Differentially Private Federated Learning: A Client Level Perspective

TL;DR

This paper introduces a client-level differential privacy algorithm for federated learning, effectively protecting individual client contributions while maintaining model accuracy with many participants.

Contribution

The paper proposes a novel client-side differential privacy method for federated learning, balancing privacy guarantees with model performance.

Findings

Client-level differential privacy is achievable with minimal performance loss.

The method scales well with the number of participating clients.

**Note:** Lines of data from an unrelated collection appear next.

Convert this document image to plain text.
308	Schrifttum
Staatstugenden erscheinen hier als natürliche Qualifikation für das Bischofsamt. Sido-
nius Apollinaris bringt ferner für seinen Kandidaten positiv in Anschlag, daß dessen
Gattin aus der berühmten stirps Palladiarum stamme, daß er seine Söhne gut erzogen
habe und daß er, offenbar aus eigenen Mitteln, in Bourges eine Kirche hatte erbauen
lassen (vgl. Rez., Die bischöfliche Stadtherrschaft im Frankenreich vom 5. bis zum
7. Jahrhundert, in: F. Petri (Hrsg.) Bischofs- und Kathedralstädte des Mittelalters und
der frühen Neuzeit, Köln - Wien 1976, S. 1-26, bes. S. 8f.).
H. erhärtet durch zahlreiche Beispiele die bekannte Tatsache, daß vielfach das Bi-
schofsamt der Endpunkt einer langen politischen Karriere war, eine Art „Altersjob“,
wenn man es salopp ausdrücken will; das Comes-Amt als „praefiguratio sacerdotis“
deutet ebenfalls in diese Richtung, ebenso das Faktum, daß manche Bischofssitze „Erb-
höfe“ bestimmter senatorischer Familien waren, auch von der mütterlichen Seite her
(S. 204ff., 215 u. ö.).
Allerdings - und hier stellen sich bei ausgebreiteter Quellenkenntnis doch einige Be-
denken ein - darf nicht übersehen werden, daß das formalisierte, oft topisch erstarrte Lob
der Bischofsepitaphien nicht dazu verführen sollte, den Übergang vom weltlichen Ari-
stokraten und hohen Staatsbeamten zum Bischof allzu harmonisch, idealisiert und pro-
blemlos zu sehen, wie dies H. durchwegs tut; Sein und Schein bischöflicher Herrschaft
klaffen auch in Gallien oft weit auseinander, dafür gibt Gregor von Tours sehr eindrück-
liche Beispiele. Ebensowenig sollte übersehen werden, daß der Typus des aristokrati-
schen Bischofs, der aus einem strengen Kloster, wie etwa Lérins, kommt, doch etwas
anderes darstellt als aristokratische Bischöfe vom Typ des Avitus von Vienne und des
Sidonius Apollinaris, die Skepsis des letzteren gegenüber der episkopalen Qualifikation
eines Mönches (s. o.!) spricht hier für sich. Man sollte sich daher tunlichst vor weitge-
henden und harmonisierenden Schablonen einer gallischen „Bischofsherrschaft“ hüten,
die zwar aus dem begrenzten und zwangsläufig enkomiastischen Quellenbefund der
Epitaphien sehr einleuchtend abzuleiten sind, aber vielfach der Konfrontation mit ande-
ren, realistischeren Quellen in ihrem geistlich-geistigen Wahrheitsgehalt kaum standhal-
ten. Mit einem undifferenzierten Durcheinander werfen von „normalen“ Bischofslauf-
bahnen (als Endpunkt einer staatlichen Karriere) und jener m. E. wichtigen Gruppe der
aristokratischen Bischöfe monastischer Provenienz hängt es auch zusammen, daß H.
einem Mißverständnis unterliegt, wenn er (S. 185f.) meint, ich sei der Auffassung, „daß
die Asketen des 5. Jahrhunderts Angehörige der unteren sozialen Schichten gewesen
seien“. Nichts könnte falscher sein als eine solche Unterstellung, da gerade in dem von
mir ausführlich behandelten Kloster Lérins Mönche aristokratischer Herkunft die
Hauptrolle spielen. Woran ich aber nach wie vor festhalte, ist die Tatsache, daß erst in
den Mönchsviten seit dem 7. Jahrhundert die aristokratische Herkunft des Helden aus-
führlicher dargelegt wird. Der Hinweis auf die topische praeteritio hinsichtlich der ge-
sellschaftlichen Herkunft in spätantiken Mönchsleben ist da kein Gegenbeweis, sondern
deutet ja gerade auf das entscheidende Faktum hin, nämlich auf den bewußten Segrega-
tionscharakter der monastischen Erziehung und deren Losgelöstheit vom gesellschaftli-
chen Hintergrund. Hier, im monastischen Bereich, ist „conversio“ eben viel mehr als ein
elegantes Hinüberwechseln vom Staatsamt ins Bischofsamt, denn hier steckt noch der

Empirical results show effective privacy protection in federated settings.

Abstract

Federated learning is a recent advance in privacy protection. In this context, a trusted curator aggregates parameters optimized in decentralized fashion by multiple clients. The resulting model is then distributed back to all clients, ultimately converging to a joint representative model without explicitly having to share the data. However, the protocol is vulnerable to differential attacks, which could originate from any party contributing during federated optimization. In such an attack, a client's contribution during training and information about their data set is revealed through analyzing the distributed model. We tackle this problem and propose an algorithm for client sided differential privacy preserving federated optimization. The aim is to hide clients' contributions during training, balancing the trade-off between privacy loss and model performance. Empirical studies suggest that given a sufficiently large number of participating clients, our proposed procedure can maintain client-level differential privacy at only a minor cost in model performance.